Tuesday, September 16, 2008

.on hold

there have been some recent changes in our lives that have led us to make the hard decision of not leading a team to japan in may 2009. however, we are talking with our leadership to see if one will still be possible at a later date or if an alternative from the niagara region will be made available.

please stay tuned and email us if you have any questions!

Sunday, July 27, 2008

thank you's for the show....

.the oakville show - - - a big thank you to Bill and Michelle at Kwik Kopy Printing in Niagara Falls, Brian&Jan at SpeedPro Imaging and Jamie&Roberta at Revolution Galleries for helping to make this show a success! and to Rachel at Global Youth Network, for making the sushi rolls for our opening reception!

the total of how much we were able to raise will be announced shortly.

Friday, June 27, 2008

Under the Risen Sun


gallery hours: Mon-Fri, 3-9pm
Sat, 26th open at 10am followed by the...


global youth network is a non-profit organization that exposes & educates Canadian university students in international justice issues.

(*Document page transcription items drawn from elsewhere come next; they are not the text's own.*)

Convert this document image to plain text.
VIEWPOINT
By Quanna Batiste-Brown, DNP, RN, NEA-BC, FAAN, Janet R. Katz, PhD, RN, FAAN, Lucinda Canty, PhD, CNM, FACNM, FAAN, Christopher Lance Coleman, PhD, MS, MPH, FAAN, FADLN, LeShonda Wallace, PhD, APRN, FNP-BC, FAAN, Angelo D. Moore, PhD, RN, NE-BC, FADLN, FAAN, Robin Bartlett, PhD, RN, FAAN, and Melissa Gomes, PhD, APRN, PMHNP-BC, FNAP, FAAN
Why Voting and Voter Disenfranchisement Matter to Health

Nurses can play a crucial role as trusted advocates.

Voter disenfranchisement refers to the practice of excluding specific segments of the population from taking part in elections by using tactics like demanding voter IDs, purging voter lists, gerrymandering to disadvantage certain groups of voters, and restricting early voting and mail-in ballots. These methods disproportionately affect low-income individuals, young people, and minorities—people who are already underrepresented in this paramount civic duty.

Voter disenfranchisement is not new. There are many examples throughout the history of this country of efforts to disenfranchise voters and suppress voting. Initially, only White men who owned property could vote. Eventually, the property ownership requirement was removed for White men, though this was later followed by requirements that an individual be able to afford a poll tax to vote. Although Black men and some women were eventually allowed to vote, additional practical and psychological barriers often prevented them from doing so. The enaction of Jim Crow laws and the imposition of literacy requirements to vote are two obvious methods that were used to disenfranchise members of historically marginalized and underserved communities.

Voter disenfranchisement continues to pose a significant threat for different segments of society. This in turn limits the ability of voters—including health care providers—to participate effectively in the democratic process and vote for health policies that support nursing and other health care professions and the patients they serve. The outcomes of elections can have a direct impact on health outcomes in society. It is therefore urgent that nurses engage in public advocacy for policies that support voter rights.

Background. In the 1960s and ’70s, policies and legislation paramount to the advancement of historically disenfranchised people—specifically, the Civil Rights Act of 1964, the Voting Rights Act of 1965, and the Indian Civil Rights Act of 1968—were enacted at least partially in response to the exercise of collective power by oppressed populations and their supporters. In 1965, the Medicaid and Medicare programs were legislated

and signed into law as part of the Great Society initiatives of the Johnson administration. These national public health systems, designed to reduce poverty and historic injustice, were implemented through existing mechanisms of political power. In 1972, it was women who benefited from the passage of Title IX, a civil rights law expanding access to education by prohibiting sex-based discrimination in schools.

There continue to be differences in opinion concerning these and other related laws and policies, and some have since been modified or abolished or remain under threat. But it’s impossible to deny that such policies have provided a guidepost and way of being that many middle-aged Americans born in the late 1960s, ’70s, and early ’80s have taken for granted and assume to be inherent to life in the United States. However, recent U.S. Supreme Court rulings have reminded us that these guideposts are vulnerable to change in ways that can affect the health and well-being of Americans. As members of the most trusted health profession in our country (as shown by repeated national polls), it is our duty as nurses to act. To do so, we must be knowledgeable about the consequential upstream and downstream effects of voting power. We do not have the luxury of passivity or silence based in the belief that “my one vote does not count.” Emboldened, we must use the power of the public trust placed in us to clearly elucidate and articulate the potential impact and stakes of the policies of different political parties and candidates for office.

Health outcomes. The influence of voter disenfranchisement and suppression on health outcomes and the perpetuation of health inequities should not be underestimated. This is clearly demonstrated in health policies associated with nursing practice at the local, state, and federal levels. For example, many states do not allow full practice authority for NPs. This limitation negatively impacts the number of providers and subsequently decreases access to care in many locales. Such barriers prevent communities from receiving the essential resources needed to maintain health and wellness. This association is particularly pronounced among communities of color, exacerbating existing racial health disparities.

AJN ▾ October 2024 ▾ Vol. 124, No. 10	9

in may, Nathan & Tasha Hakeem, regional leaders for Global, led the first trip to japan with 4 niagara region students:
Christine Jennings, Intern
Kyle Jaster
Mary Anne Afable
Heather Leaver

Nathan & Tasha's passion for photography and Tasha's work in the past several years exposing issues on an international level was also incorporated into this trip.

the element of photography further exposes these issues & educates YOU.

Saturday, May 31, 2008

raw horse meat.

nate and kyle ate RAW horse meat at sushi last night. just wanted to share. it's true. we have video evidence.

Sunday, May 18, 2008


We have had a few days of rest from the heavier issues we have been exposed to in Japan. It has been a good time to collect our thoughts and process our experiences thus far. As a team we have been able to experience the beauty of Japan on our days off; myself and Kyle we went to Nikko which a 2 1/2 hour bus ride outside of Tokyo. It looked like Japan in historical movies, with the old temples and beautiful flowers and trees everywhere. Yesterday as a team we went to a festival in the streets of Shibuyaand stumbled into a Bob Marley festival and Jamaican flags everywhere, where Mary and I finally were able to get the Thai pants we have been dreaming about for 7 years!
There have been a lot of doors opening in Tokyo for us and therefore we have decided to stay another week in Tokyo and less time in Osaka before we head home. We keep meeting people and being introduced to people who have been trying to create some kind of awareness and assistance in the aream of prostitution in Japan. This has been an eye opening and amazing experience so far and I am looking foward to learning more. Thank you everyone for your support! xo

Wednesday, May 14, 2008

the reality of sex trafficking

to give you an idea of what it is like for the girls in the sex industry here in japan: http://metropolis.co.jp/tokyo/673/feature.asp

Monday, May 12, 2008


Today was the first day we dealt with the prostitution piece face to face. As a team we did learn some information before our trip and have met with a group here who have further explained the complexities of this issue in Japan. Today, seeing this issue in an area of Japan known for its higher "class" clients was definitely this most difficult part of this trip thus far. As I knew, it would be one thing to learn about the sex trade/prostitution and it would be another things to see everything up close. There was not much in action one could say in this area however, seeing how many places their were was something I was not prepared for. It was one place after another beside each other and in the alley ways. All the windows were shut off and their men standing in front of each door keeping their eyes on us. It was a dark feeling when you came up to the endless street of buildings with high end vehicals everywhere while catching a glimps of some what it looked like, highclass business men, coming in and out of the buildings while the men in the front covered their faces. As we walked past place after place and making eye contact and even greeting some of the men at door as one or two of them looked me up and down was the most difficult of all. In those moments I only felt on the smallest scale the dehumanizing feeling the women inside those buildings were dealing with every day. The feeling that you were a mere object-something to be bought and sold. The final hit to the day was when we were sitting across from some of the buildings was when the police drove by us and seemed to be more interested in us than what was going on inside the buildings, making it even more clear that these girls have no real protection from danger of what they do.